LECTOTYPE: AMNH 673967, sex?, collected at Banggai Island, 01.37S, 123.33E (White and Bruce, 1986: 490), Kepulauan Banggai (5 Banggai Archipelago), Indonesia, undated, purchased from [K.] Dunstall. From the Rothschild Collection.

COMMENTS: This name is based on two specimens. No type was designated in the original description. Although Hartert (1919: 125) listed only a ‘‘Type,’’ his listing did not distinguish between the two specimens. Both specimens were included in the type collection at AMNH as syntypes of unicolor. However, only AMNH 673967 had a Rothschild type label, indicating that it was Rothschild’s and Hartert’s intended type, and only it was listed as a type when the Rothschild Collection was cataloged at AMNH; an AMNH type label had been added to AMNH 673966, indicating that the two specimens were syntypes. Mallo et al. (2010: 177) designated AMNH 673967 the lectotype in order to remove the original ambiguity. The second specimen, AMNH 673966, becomes the paralectotype of unicolor. Both are retained in the type collection with added labels indicating their present status.

When Hartert (1919: 125) published on the Rothschild types, he noted that they had received ‘‘a number of well-prepared skins’’ from Banggai, and that he had made sure that they were truly from Banggai Island.

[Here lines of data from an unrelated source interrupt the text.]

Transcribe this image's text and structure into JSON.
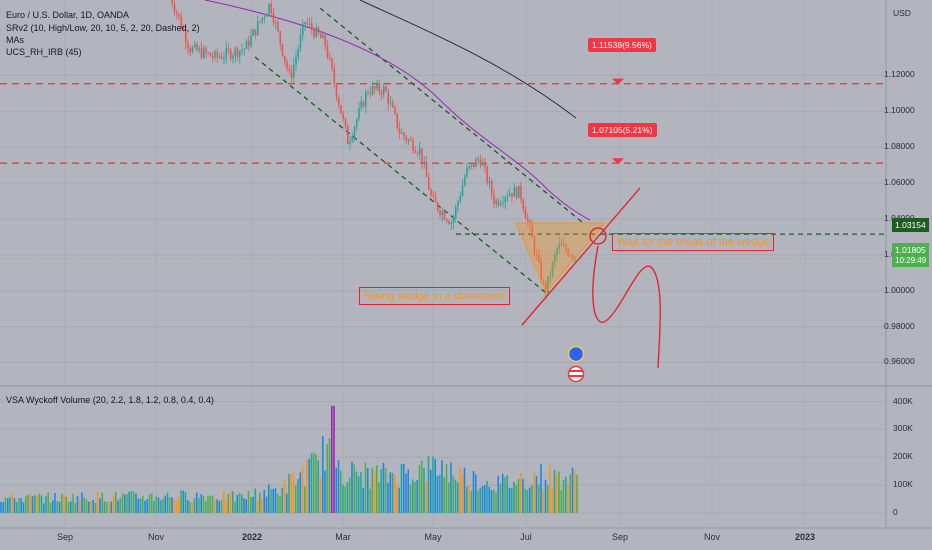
{
  "header": {
    "symbol": "Euro / U.S. Dollar, 1D, OANDA",
    "indicators": [
      "SRv2 (10, High/Low, 20, 10, 5, 2, 20, Dashed, 2)",
      "MAs",
      "UCS_RH_IRB (45)"
    ],
    "volume_indicator": "VSA Wyckoff Volume (20, 2.2, 1.8, 1.2, 0.8, 0.4, 0.4)",
    "currency": "USD"
  },
  "chart_data": {
    "type": "candlestick",
    "x_axis_labels": [
      "Sep",
      "Nov",
      "2022",
      "Mar",
      "May",
      "Jul",
      "Sep",
      "Nov",
      "2023"
    ],
    "price_axis": {
      "ticks": [
        "1.12000",
        "1.10000",
        "1.08000",
        "1.06000",
        "1.04000",
        "1.02000",
        "1.00000",
        "0.98000",
        "0.96000"
      ],
      "range": [
        0.948,
        1.162
      ]
    },
    "volume_axis": {
      "ticks": [
        "400K",
        "300K",
        "200K",
        "100K",
        "0"
      ],
      "range": [
        0,
        420000
      ]
    },
    "current_price": {
      "value": 1.01805,
      "label": "1.01805",
      "countdown": "10:29:49",
      "color": "#4caf50"
    },
    "resistance_level": {
      "value": 1.03154,
      "label": "1.03154",
      "color": "#1b5e20"
    },
    "targets": [
      {
        "value": 1.11538,
        "label": "1.11538(9.56%)",
        "color": "#f23645"
      },
      {
        "value": 1.07105,
        "label": "1.07105(5.21%)",
        "color": "#f23645"
      }
    ],
    "annotations": [
      {
        "text": "Rising wedge in a downtrend"
      },
      {
        "text": "Wait for the break of the wedge"
      }
    ]
  },
  "colors": {
    "background": "#b2b5be",
    "up": "#26a69a",
    "down": "#ef5350",
    "target_line": "#f23645",
    "trend_line": "#1b5e20"
  }
}
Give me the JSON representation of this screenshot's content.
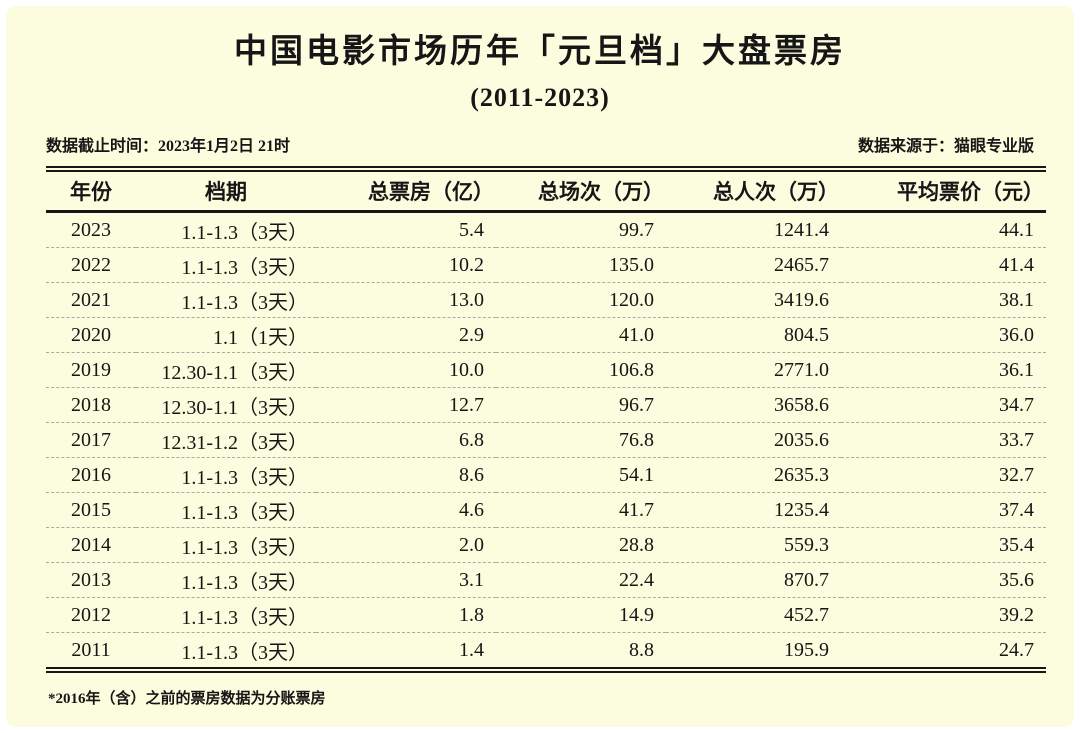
{
  "page": {
    "title": "中国电影市场历年「元旦档」大盘票房",
    "subtitle": "(2011-2023)",
    "meta_left": "数据截止时间：2023年1月2日 21时",
    "meta_right": "数据来源于：猫眼专业版",
    "footnote": "*2016年（含）之前的票房数据为分账票房"
  },
  "colors": {
    "background": "#FCFCDE",
    "page_border": "#FFFFFF",
    "text": "#161616",
    "rule": "#161616",
    "row_divider": "#ABAB9C"
  },
  "chart_data": {
    "type": "table",
    "title": "中国电影市场历年「元旦档」大盘票房 (2011-2023)",
    "columns": [
      "年份",
      "档期",
      "总票房（亿）",
      "总场次（万）",
      "总人次（万）",
      "平均票价（元）"
    ],
    "column_keys": [
      "year",
      "period",
      "gross-billion",
      "sessions-10k",
      "admissions-10k",
      "avg-price-yuan"
    ],
    "rows": [
      [
        "2023",
        "1.1-1.3（3天）",
        "5.4",
        "99.7",
        "1241.4",
        "44.1"
      ],
      [
        "2022",
        "1.1-1.3（3天）",
        "10.2",
        "135.0",
        "2465.7",
        "41.4"
      ],
      [
        "2021",
        "1.1-1.3（3天）",
        "13.0",
        "120.0",
        "3419.6",
        "38.1"
      ],
      [
        "2020",
        "1.1（1天）",
        "2.9",
        "41.0",
        "804.5",
        "36.0"
      ],
      [
        "2019",
        "12.30-1.1（3天）",
        "10.0",
        "106.8",
        "2771.0",
        "36.1"
      ],
      [
        "2018",
        "12.30-1.1（3天）",
        "12.7",
        "96.7",
        "3658.6",
        "34.7"
      ],
      [
        "2017",
        "12.31-1.2（3天）",
        "6.8",
        "76.8",
        "2035.6",
        "33.7"
      ],
      [
        "2016",
        "1.1-1.3（3天）",
        "8.6",
        "54.1",
        "2635.3",
        "32.7"
      ],
      [
        "2015",
        "1.1-1.3（3天）",
        "4.6",
        "41.7",
        "1235.4",
        "37.4"
      ],
      [
        "2014",
        "1.1-1.3（3天）",
        "2.0",
        "28.8",
        "559.3",
        "35.4"
      ],
      [
        "2013",
        "1.1-1.3（3天）",
        "3.1",
        "22.4",
        "870.7",
        "35.6"
      ],
      [
        "2012",
        "1.1-1.3（3天）",
        "1.8",
        "14.9",
        "452.7",
        "39.2"
      ],
      [
        "2011",
        "1.1-1.3（3天）",
        "1.4",
        "8.8",
        "195.9",
        "24.7"
      ]
    ]
  }
}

The purchase was entered in the manuscript partial list of purchases by Rothschild on 22 November 1900 (Archives, Department of Ornithology, AMNH). Contrary to the usual practice of giving only the total number of specimens, the 28 specimens were listed individually. Most of these specimens came to AMNH with the Rothschild Collection, but none of them have an original label, the locality and ‘‘Native Collector’’ added to a Rothschild Collection label by Hartert.

Hartert (1919: 125) said that the specimens had been purchased from van Renesse van Duivenbode. This must have been a slip of the pen, for according to the listing, the specimens were purchased from Dunstall. I have not been able to find any information on Dunstall, but one other specimen, the type of Rhamphocoelus dunstalli, from Central America or Panama, was said to have been purchased from K. Dunstall (LeCroy, 2012: 80), and BMNH purchased from G.K. Dunstall small lots of birds from Guyana, New Guinea, Australia, and New Zealand in 1896 and 1904 (Sharpe, 1906: 343). Dunstall was perhaps a dealer.